Mr. Stone continued to pour money into real estate. And when his superiors questioned why he was holding some of the riskier pieces of debt from these deals, he told them he’d be more than happy to buy some of the pieces himself.
That got some of the higher-ups thinking. If Mr. Stone was so eager to buy this debt, maybe they should get in on it themselves. So, according to people familiar with the transaction, a number of top officials, including Allen Wheat, the firm’s chief executive, bought in. They did rather well. But sources have said they sold too quickly and had to suffer the taunts of Mr. Stone, who held on longer and made considerably more money.
Then Russia collapsed, sending tremors through the global markets. It was a bad time for C.S. First Boston. It lost $864 million in the second half of 1998. Even though many in the firm were already jealous of his huge bonuses, Mr. Stone, whose group ended the year up $500 million, went out of his way to gloat. “I think the mature thing to do would have been to relax and wish everybody well and be nice,” said a former colleague. “Instead, he was like, ‘See, this is why I don’t tie my ass to you people.'”

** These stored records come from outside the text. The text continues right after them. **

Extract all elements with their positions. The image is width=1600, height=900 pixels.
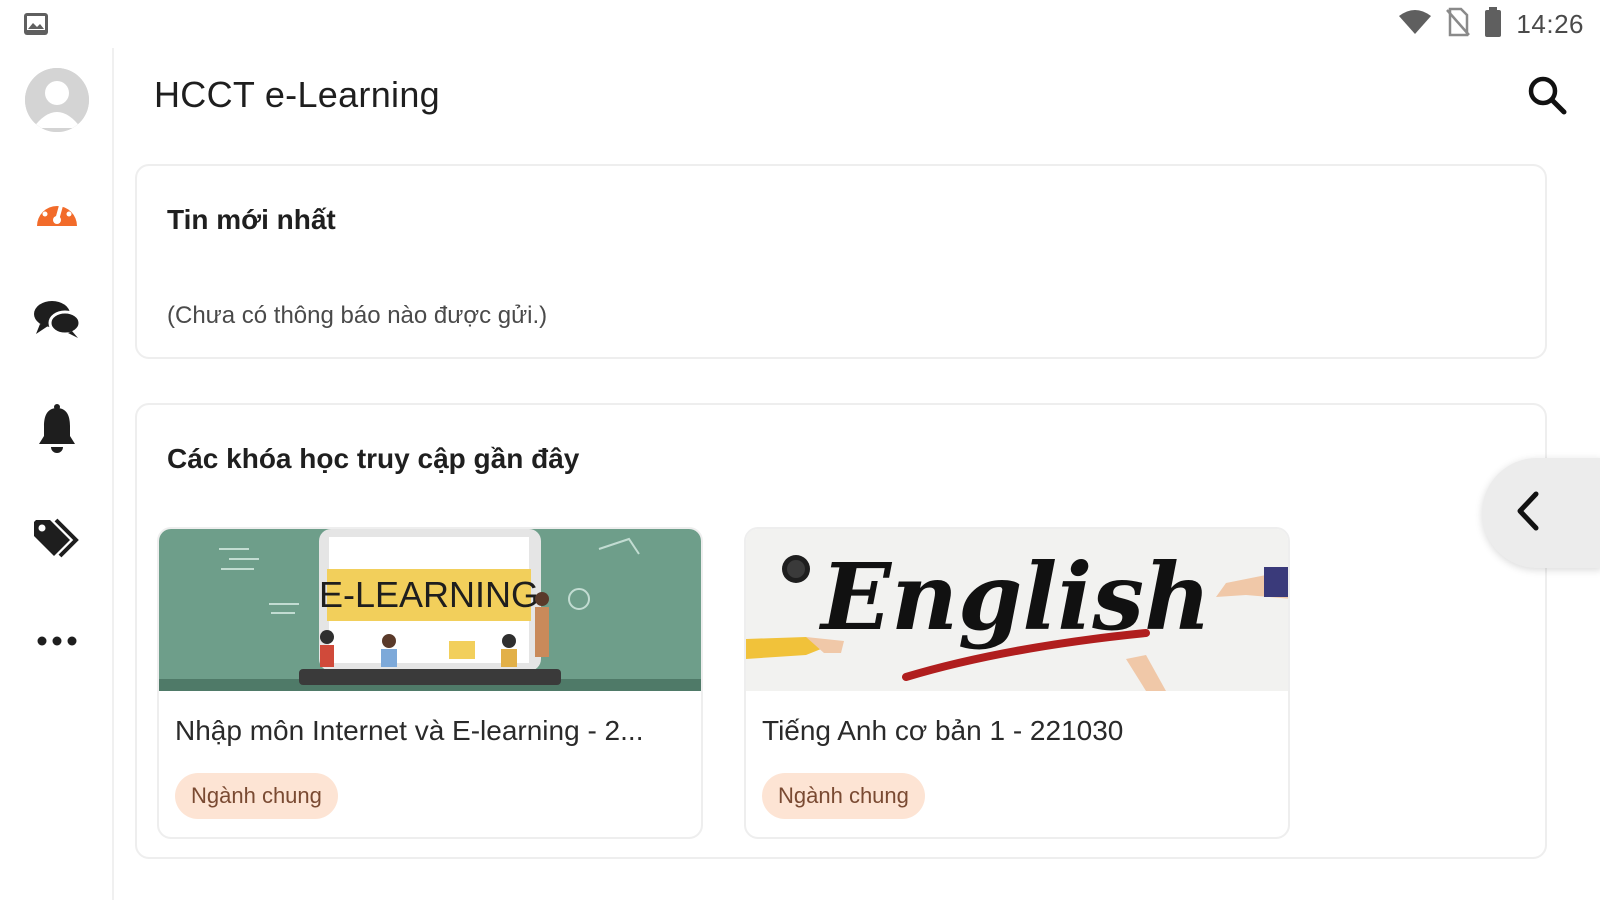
latest-news-title: Tin mới nhất <box>167 204 336 235</box>
search-button[interactable] <box>1522 72 1572 122</box>
recent-courses-title: Các khóa học truy cập gần đây <box>167 443 580 474</box>
no-sim-icon <box>1446 7 1471 42</box>
bell-icon <box>36 404 78 459</box>
clock: 14:26 <box>1516 8 1584 39</box>
rail-item-more[interactable] <box>0 634 114 652</box>
wifi-icon <box>1398 9 1432 40</box>
dashboard-icon <box>33 188 81 235</box>
latest-news-card: Tin mới nhất (Chưa có thông báo nào được… <box>135 164 1547 359</box>
image-icon <box>22 10 50 38</box>
recent-courses-card: Các khóa học truy cập gần đây E-LEARNING… <box>135 403 1547 859</box>
course-card[interactable]: E-LEARNING Nhập môn Internet và E-learni… <box>157 527 703 839</box>
course-thumbnail: E-LEARNING <box>159 529 701 691</box>
status-bar: 14:26 <box>0 0 1600 48</box>
avatar-button[interactable] <box>0 68 114 132</box>
chevron-left-icon <box>1512 490 1544 537</box>
drawer-toggle-button[interactable] <box>1482 458 1600 568</box>
battery-icon <box>1484 6 1502 42</box>
side-rail <box>0 48 114 900</box>
user-avatar-icon <box>25 68 89 132</box>
rail-item-tags[interactable] <box>0 518 114 567</box>
course-thumbnail: English <box>746 529 1288 691</box>
course-tag: Ngành chung <box>175 773 338 819</box>
search-icon <box>1527 75 1567 120</box>
rail-item-messages[interactable] <box>0 298 114 345</box>
chat-icon <box>32 298 82 345</box>
course-card[interactable]: English Tiếng Anh cơ bản 1 - 221030 Ngàn… <box>744 527 1290 839</box>
more-horizontal-icon <box>36 634 78 652</box>
status-icons: 14:26 <box>1398 6 1584 42</box>
latest-news-empty-text: (Chưa có thông báo nào được gửi.) <box>167 302 548 329</box>
rail-item-notifications[interactable] <box>0 404 114 459</box>
app-root: 14:26 HCCT e-Learning Tin mới nhất (Chưa… <box>0 0 1600 900</box>
page-title: HCCT e-Learning <box>154 74 440 115</box>
tag-icon <box>32 518 82 567</box>
app-header: HCCT e-Learning <box>114 48 1600 148</box>
english-banner-text: English <box>818 543 1211 651</box>
course-tag: Ngành chung <box>762 773 925 819</box>
elearning-banner-text: E-LEARNING <box>319 574 539 615</box>
rail-item-dashboard[interactable] <box>0 188 114 235</box>
course-name: Nhập môn Internet và E-learning - 2... <box>175 715 644 746</box>
course-name: Tiếng Anh cơ bản 1 - 221030 <box>762 715 1124 746</box>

Mr. Stone’s superiors were not amused. They decided to scale back the firm’s risk. Mr. Stone’s contract expired at the end of the year, and he was unable to renew it. Instead, the firm ordered him to start liquidating the group’s portfolio, which now was riddled with problems.
Among other things, the group had sunk $70 million into a largely empty office complex in Texas. A group of major skyscraper deals with Harry Macklowe were snarled in litigation. Then there were the b-grade debt pieces that Mr. Stone loved so much. C.S. First Boston wanted the stuff off its books.
Mr. Stone thought it was a terrible time to sell. But he arranged to sell $2.2 billion of the firm’s B pieces to an outside investment fund. To hasten the sale, C.S. First Boston agreed to finance the deal and give the investors the right of first refusal on the group’s other debt. C.S. First Boston even wound up taking a 49 percent stake in the partnership; Mr. Stone’s stuff was hard to move.
At first, the firm was overjoyed. According to a source, Mr. Wheat even said a statue should be erected in Mr. Stone’s honor. But the elation wore off when the b pieces sold by the firm at fire sale prices made the fund’s investors a great deal of money. Although people within the firm said they were pleased with the deal, others said Mr. Stone’s bosses started wondering whether their real estate chief, who had cut a deal to manage the thriving fund, had pulled another fast one.
From there, the relationship went downhill. Last April, the firm put the real estate group in the hands of Mr. Stone’s longtime lieutenants, Stewart Dauman and Karen Zimmerman, and put Mr. Stone in charge of winding down the group’s old portfolio. But instead of coming up with buyers, Mr. Stone went in search of investors to buy the debt himself.
The higher-ups at C.S. First Boston were appalled. To some of them, it looked as though Mr. Stone were trying to take both sides of a trade that would probably make the firm look stupid again. Mr. Stone’s friends said he still believed his investments would pay off, enough to put in his own money.
In the end, C.S. First Boston decided it didn’t want to do any more deals with Mr. Stone. The firm sent him home. The lawyers took over.
Now it’s just a matter of money. Sources said Mr. Stone’s bonuses are paid out over three years; he has yet to collect 50 percent of his legendary bonuses. Some people believe the firm may ask him to forgo some of it to offset future problems caused by his departure. But few expect Mr. Stone to give up his bonuses without a fight.
Regardless, Mr. Stone is done at C.S. First Boston. “It’s not his fault things didn’t work out,” said a friend of Mr. Stone. “They just didn’t think big enough for him.”